There are a number of study limitations associated with this feasibility study beyond those already discussed. First, guided by the AMBER care bundle development team, we used heat maps to identify wards with the highest number of annual patient deaths. Consequently, we did not include wards with similar specialties across the trial arms. This resulted in a case mix of patients that was quite different between the arms. The effect of this was most pronounced with the inclusion of care-of-the-elderly wards, which skewed the age balance across the trial arms. The mean age of the participants in the intervention arm was higher than that in the control arm. Future studies should not base the selection of study wards solely on the number of deaths per ward, and should consider other important factors, for example, ward specialty, the potential for active engagement of ward staff, and the presence of principal investigators on the ward.

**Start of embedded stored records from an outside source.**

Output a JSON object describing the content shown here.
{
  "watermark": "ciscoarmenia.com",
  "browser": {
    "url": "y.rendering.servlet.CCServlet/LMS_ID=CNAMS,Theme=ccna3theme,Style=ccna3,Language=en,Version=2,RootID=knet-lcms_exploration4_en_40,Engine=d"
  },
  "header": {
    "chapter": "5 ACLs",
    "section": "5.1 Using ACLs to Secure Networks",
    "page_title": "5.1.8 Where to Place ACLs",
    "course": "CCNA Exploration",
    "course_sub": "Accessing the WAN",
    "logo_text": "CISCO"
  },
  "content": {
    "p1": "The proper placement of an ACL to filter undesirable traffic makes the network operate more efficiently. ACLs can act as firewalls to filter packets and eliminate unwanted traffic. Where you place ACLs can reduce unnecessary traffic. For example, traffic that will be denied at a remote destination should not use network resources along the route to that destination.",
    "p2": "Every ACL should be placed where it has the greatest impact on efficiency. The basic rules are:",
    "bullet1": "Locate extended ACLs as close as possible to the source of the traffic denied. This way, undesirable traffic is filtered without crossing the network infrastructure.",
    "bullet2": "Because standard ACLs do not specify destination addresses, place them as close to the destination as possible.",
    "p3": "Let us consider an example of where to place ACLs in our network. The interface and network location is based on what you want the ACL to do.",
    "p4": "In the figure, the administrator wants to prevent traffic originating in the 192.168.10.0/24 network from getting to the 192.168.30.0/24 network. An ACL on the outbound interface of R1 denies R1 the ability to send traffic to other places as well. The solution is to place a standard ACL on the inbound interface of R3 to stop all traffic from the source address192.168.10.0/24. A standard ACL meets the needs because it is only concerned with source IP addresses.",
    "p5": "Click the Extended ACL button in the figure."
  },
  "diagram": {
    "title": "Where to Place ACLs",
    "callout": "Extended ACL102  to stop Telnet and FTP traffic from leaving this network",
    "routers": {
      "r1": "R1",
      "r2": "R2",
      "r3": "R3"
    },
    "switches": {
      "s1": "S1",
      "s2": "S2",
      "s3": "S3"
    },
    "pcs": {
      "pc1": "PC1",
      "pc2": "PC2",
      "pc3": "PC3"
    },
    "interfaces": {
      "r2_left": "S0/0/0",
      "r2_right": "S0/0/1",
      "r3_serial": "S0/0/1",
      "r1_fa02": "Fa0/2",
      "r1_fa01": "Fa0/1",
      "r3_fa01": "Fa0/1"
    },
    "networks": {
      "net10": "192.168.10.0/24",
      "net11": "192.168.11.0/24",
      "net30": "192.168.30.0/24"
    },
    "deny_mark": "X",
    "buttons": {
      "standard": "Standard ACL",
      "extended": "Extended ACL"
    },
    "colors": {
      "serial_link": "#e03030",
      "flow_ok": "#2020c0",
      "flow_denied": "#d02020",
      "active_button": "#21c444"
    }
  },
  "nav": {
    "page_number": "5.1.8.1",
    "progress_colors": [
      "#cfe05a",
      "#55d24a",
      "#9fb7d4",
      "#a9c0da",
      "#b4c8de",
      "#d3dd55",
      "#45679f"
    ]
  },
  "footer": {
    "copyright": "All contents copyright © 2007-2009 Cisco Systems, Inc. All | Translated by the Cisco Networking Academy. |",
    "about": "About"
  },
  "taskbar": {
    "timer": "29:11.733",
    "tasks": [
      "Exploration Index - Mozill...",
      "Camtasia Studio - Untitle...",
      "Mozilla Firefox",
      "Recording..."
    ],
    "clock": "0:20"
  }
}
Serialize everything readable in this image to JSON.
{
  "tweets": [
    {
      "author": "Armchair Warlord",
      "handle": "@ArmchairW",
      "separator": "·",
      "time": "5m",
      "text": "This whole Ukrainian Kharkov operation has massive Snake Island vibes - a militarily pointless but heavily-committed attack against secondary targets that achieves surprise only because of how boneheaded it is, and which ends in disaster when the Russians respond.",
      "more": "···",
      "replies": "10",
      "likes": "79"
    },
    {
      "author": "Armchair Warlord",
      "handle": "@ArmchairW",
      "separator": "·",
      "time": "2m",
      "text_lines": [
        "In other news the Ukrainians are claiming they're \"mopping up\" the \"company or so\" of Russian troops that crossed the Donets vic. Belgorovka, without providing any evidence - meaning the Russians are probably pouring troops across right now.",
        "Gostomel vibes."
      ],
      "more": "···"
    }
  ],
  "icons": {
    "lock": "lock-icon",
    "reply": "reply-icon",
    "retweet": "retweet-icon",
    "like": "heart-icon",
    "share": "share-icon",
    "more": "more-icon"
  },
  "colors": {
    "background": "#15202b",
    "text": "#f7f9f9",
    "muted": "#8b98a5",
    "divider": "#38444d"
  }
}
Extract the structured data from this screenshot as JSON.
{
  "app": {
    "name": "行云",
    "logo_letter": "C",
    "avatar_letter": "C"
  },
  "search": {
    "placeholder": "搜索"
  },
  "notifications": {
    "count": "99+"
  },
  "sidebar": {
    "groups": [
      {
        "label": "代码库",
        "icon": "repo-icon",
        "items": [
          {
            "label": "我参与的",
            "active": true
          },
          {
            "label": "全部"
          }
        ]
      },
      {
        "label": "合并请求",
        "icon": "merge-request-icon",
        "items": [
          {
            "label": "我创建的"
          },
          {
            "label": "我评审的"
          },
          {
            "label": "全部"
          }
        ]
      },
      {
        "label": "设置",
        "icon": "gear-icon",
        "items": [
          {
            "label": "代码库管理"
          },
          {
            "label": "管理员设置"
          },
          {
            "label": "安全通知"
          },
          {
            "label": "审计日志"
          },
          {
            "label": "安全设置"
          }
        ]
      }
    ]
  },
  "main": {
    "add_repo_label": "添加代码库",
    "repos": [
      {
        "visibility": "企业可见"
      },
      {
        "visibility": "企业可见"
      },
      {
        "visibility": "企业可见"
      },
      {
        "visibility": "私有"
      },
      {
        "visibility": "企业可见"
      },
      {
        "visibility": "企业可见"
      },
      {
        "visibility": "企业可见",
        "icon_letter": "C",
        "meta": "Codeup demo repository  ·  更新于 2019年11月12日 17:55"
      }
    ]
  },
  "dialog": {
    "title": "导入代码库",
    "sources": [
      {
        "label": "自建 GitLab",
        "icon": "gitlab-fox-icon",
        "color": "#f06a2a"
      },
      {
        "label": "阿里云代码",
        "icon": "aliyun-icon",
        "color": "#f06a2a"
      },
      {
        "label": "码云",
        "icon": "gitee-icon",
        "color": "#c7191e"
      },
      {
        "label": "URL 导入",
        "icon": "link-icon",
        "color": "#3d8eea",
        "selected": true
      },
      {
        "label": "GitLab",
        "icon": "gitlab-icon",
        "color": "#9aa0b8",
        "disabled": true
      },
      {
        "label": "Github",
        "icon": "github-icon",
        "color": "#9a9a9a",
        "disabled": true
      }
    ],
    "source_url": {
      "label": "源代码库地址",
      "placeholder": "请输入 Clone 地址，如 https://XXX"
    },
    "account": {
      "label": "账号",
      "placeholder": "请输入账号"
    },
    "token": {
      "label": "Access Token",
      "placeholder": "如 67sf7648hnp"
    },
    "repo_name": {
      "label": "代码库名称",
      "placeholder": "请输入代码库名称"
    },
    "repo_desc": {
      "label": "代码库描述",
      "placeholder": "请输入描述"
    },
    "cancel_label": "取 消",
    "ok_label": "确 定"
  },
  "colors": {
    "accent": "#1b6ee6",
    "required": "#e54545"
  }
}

Second, we are mindful that this study represented a feasibility study with no requirement for a formal power calculation since effectiveness was not being evaluated. Based on available data of deaths on wards, or within 100 days of discharge, we estimated that over the period of the feasibility study, we would be able to recruit 40–45 patients in each arm. However, we recruited 65. This reduced number of patient participants has some implications for fulfilling the key objectives of the feasibility study, specifically, understanding how best to recruit, examining study participant retention, testing data collection tools for the trial and determining what would be their optimum timing in a larger trial, and examining the acceptability of the overall trial. Additionally, the relatively small number of clusters included in the study meant that we were not able to calculate the intra-cluster correlation coefficient required for a future trial. Feasibility studies adopting this trial design should consider extending the number of clusters.

Third, the main reason for the loss to follow-up was due to participants being discharged from the study wards, which was evident in both arms of the study. Since we collected data from participants only when they were on the study wards, we were not able to continue data collection after their discharge. Future similar studies should consider a design that either aims to recruit patients at an earlier point in their hospital admission or permits follow-up after discharge. A potentially more appropriate commencement point for recruitment within a hospital could be when patients are in an acute medical unit. Decisions regarding patients’ further treatment and care within a hospital often take place in the acute medical unit, and there is often clinical uncertainty at this time. This would allow data to be collected for a larger number of patient participants at the third time point (10–15 days), who would otherwise have been discharged.